購入した約6万円のノイズキャンセリング・ヘッドフォンを装着し
「いざ、仕事!」
となった私。
「おお、最新技術!」
とそのノイズキャンセリング性能の高さにおどろきました。
でも驚くだけでは終わらないのです。
すばらしい能力には、同じだけ犠牲が伴うのかもしれません
というか、私がちょっと合ってないのかもしれません。
音が消えても振動が伝わってくるのは仕方ないでしょう。
それが「ドドド」の振動で、ちょっと心拍数が高くなってしまう効果があったとしても
ノイズキャンセリングの性能の範疇ではないので、文句は言えません。
それはもうあきらめていました。
それ以外のノイズキャンセリング、つまり消音は素晴らしいのです。
ただ、素晴らしすぎて
「キーボードをたたく音が聞こえない」
のです。
これはですね、かなり変な感じです。戸惑います。
年々ダメなライターになっていってるので
キーボードはソフトタッチ、なんなら触っていることを感じさせないくらいがいいのです。

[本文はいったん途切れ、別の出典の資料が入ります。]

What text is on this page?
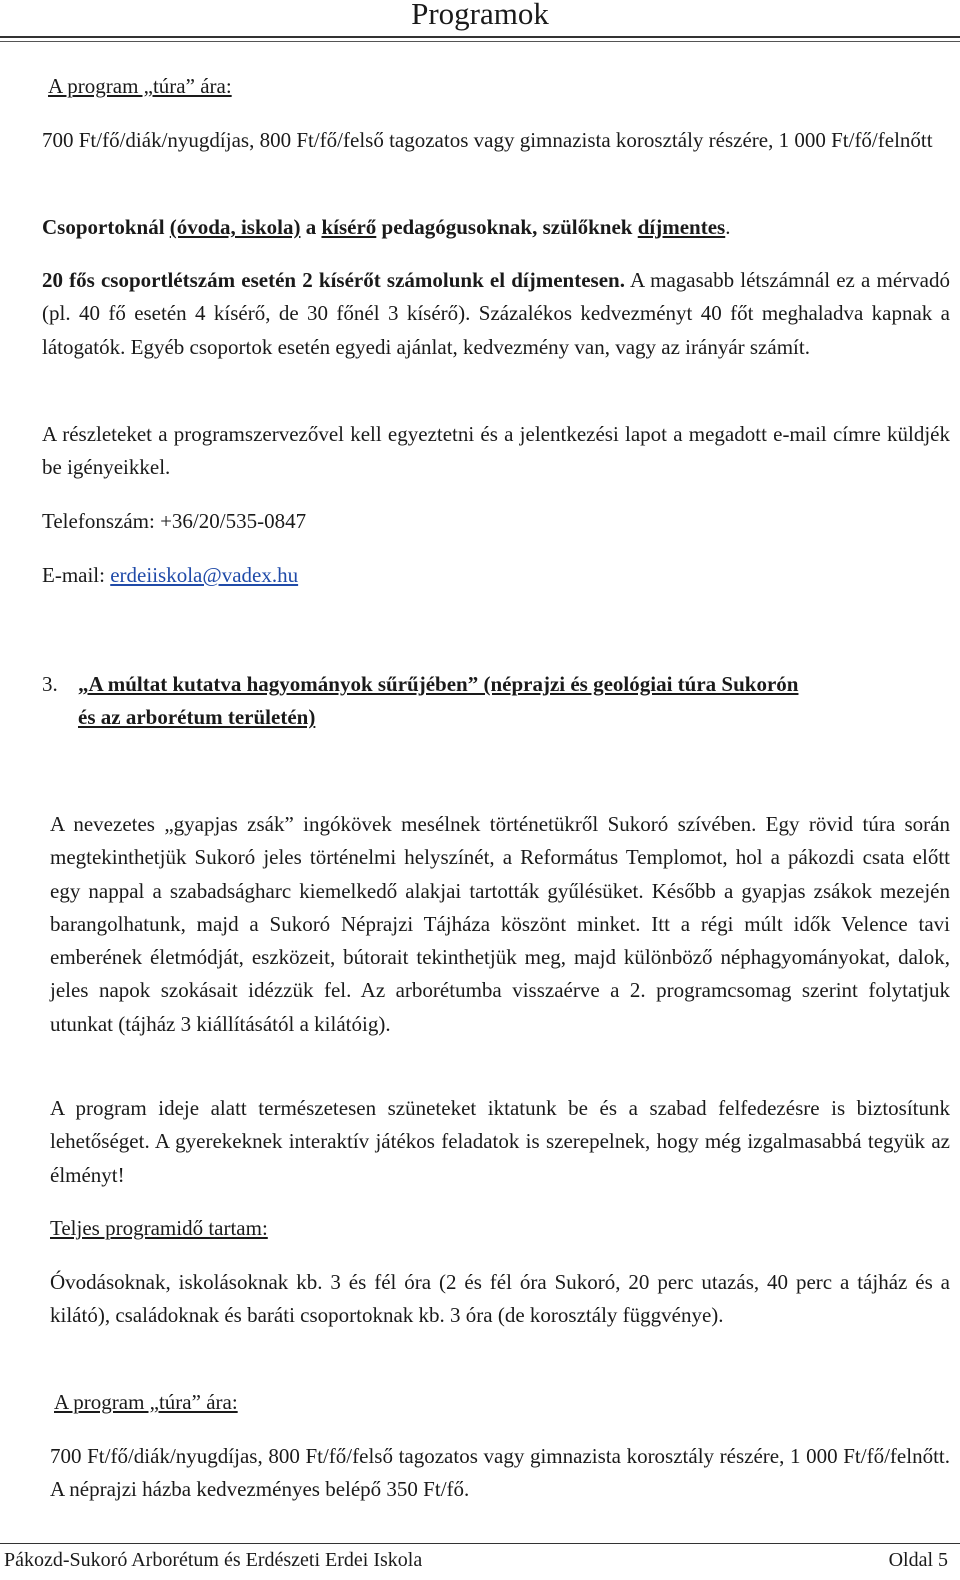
Programok

A program „túra” ára:

700 Ft/fő/diák/nyugdíjas, 800 Ft/fő/felső tagozatos vagy gimnazista korosztály részére, 1 000 Ft/fő/felnőtt

Csoportoknál (óvoda, iskola) a kísérő pedagógusoknak, szülőknek díjmentes.

20 fős csoportlétszám esetén 2 kísérőt számolunk el díjmentesen. A magasabb létszámnál ez a mérvadó (pl. 40 fő esetén 4 kísérő, de 30 főnél 3 kísérő). Százalékos kedvezményt 40 főt meghaladva kapnak a látogatók. Egyéb csoportok esetén egyedi ajánlat, kedvezmény van, vagy az irányár számít.

A részleteket a programszervezővel kell egyeztetni és a jelentkezési lapot a megadott e-mail címre küldjék be igényeikkel.

Telefonszám: +36/20/535-0847

E-mail: erdeiiskola@vadex.hu

3. „A múltat kutatva hagyományok sűrűjében” (néprajzi és geológiai túra Sukorón
és az arborétum területén)

A nevezetes „gyapjas zsák” ingókövek mesélnek történetükről Sukoró szívében. Egy rövid túra során megtekinthetjük Sukoró jeles történelmi helyszínét, a Református Templomot, hol a pákozdi csata előtt egy nappal a szabadságharc kiemelkedő alakjai tartották gyűlésüket. Később a gyapjas zsákok mezején barangolhatunk, majd a Sukoró Néprajzi Tájháza köszönt minket. Itt a régi múlt idők Velence tavi emberének életmódját, eszközeit, bútorait tekinthetjük meg, majd különböző néphagyományokat, dalok, jeles napok szokásait idézzük fel. Az arborétumba visszaérve a 2. programcsomag szerint folytatjuk utunkat (tájház 3 kiállításától a kilátóig).

A program ideje alatt természetesen szüneteket iktatunk be és a szabad felfedezésre is biztosítunk lehetőséget. A gyerekeknek interaktív játékos feladatok is szerepelnek, hogy még izgalmasabbá tegyük az élményt!

Teljes programidő tartam:

Óvodásoknak, iskolásoknak kb. 3 és fél óra (2 és fél óra Sukoró, 20 perc utazás, 40 perc a tájház és a kilátó), családoknak és baráti csoportoknak kb. 3 óra (de korosztály függvénye).

A program „túra” ára:

700 Ft/fő/diák/nyugdíjas, 800 Ft/fő/felső tagozatos vagy gimnazista korosztály részére, 1 000 Ft/fő/felnőtt. A néprajzi házba kedvezményes belépő 350 Ft/fő.

Pákozd-Sukoró Arborétum és Erdészeti Erdei Iskola	Oldal 5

あんまりキーの高さが高かったりすると、とたんに肩が凝ります。
だから、今使っているキーボードは、かなりソフトで、キーを押し込む距離も短く
その分、静かなんです。
でも、やっぱり文章を打ち込んでいるときは
カチャカチャ
とキーボードの音がします。
これを気することは、ここ数年なかったんですが
どこかやっぱりリズムをつくっていたらしく
無音になると、めちゃめちゃ不安。
指は動いているし、画面に文字は現れているけど、無音。
これ、地味に気持ちが悪いです。
そのせいで、めちゃめちゃミスタッチが増えます。
人間って、ほんと些細なことでダメになる生き物なのですね(私だけかもしれませんが)
たとえて言えば、おかきやポテチを食べているのに
パリパリ、ガリガリという咀嚼音がない感じ。
これ、実は結構、ツラいですよ。
味は五感で感じていると言いますが
仕事も五感でやっていたんですねえ(嗅覚はほとんど関係ないけど)
まだあります。
(まだあるんです)
とにかく消音効果が高いので、工事の音が消えると
世界は無音です。
すると、宇宙空間に放り出されたような感覚になります。
よく映画で、宇宙船の船外活動を初めてしたときの演出で
音がサッと消えて、キーンというような甲高い音が入ることがありますが
まさにあんな感じです。
聞こえてないのでしょうが、どこかでキーンとなってる気がします。
これが地味に気になる。
そして、宇宙繋がりじゃないですが
ヘッドフォンなので、耳がすべて覆われています。
なんだか、そこだけ真空になった気がするのです。
どういうことかというと
鼓膜が外に向けて引っ張られているような
ときには逆に押し込められているような
変な内と外からの圧迫感があるのです。
これも地味に気になる気になる。
ということで、なかなか仕事をする環境としては、ちょっとリスクが高い。
集中力が削がれる感じはします。
でも、音が聞こえているよりはマシなんですが。
「慣れるしか無いな」
とあきらめて…というか覚悟を決めて、仕事に臨むことにしました。
でもやっぱり着けると↑の2つは気になります。
そして、たま~に嫁さんが在宅勤務しているとき、ミーティングしたりするのですが
とにかく嫁さんの声がでかい。あるいは英語がずっと聞こえている。
これも仕事が進みません。
そんなときも「ノイキャンだ!」と嬉々として装着してみたのですが
そうです、声は通すのです。
めちゃめちゃクリアに嫁さんのミーティングの声が聞こえてきました。